George Aler's house at 300 Caroline Street, later better known as the postwar home of the beloved Sue Chancellor--and thus most commonly referred to as "the Chancellor house."

But, from about 1848 until the Civil War, he was Fredericksburg’s dominant slave trader.

The references to him are many and ultimately require careful consideration (a task more suited to an article than a blog post), but we’ll share in raw form some of what we know.

Slave Isaac Williams remembered being purchased by Aler in the 1850s (Williams later escaped and told his story, which was then published).

I was sold to George A. Ayler of Fredericksburg, Virginia, a town situated on the Eappahannock river. Thither I was removed and kept by him in a sort of pen, where slaves and cattle were huddled promiscuously together. I was locked up at night in a little room just large enough to stand up in and kept there for nine days; then I was sold to Dr. James, a Tennessee slave dealer, who gave fifteen hundred dollars for me. (From Sunshine and Shadow of Slave Life:  Reminiscences as Told by Isaac D. Williams to “Tege” [East Saginaw, 1885], pp. 9-11)

A young girl Julia Frazier was hired or sold to Aler in the 1850s. Many years later she remembered, “Father put me to workin’ for a nigguh trader…His name was George Aler. Man cursed with every breath he took. Had a saint for a wife. He couldn’ help it; jes’ natural with him.”

Aler’s partner in his brick-making business was John W. Coleman. He too was a slave trader–indeed had been Walter Finnall’s agent in town in the 1830s.  Coleman, about whom I know little at this  point, is the common link between the two men who dominated the town’s slave trade for nearly 40 years.  (Thanks to David Ellrod of the NPS, who has uncovered a bit about Coleman.)

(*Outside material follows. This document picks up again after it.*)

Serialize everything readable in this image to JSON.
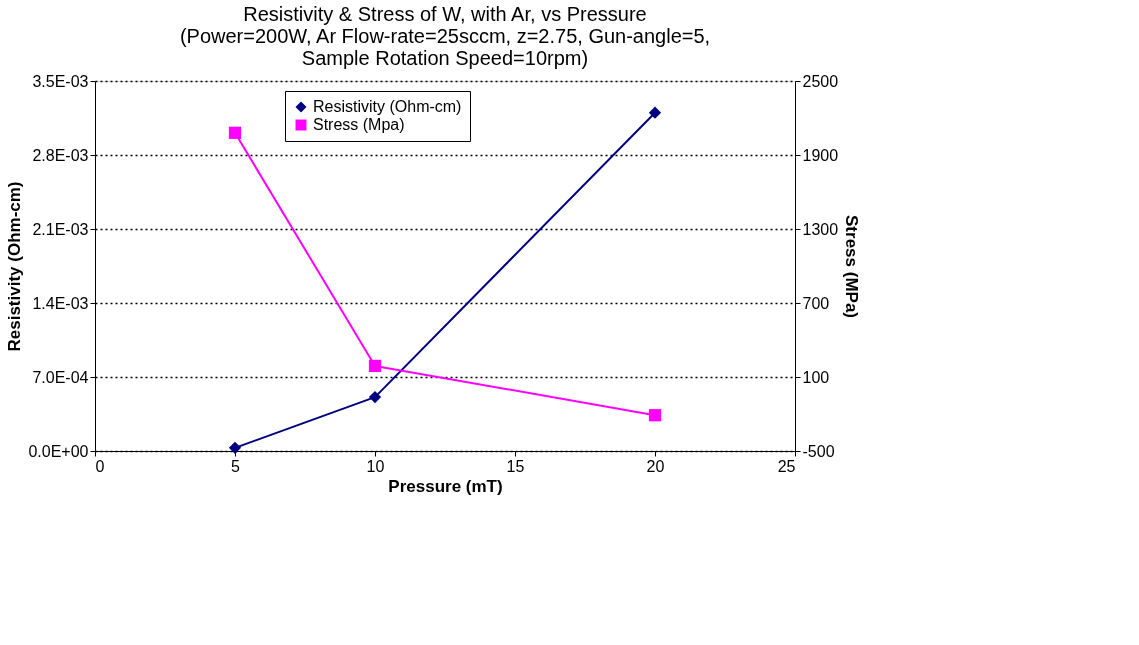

Aler also had a central role in the saga of Ellen Mitchell, a slave of J. Horace Lacy (of Chatham and Ellwood fame) who raised funds to buy her family’s way out of slavery. Ellen Mitchell is worth a post to herself, but Aler’s role in facilitating her fundraising is worth noting.  It’s embodied in an article that appeared in the New York Times (and elsewhere) in 1859, which you can find here.

I’ll be working on this more in the coming weeks; it’s a fascinating topic, embodied still by places that survive within our midst.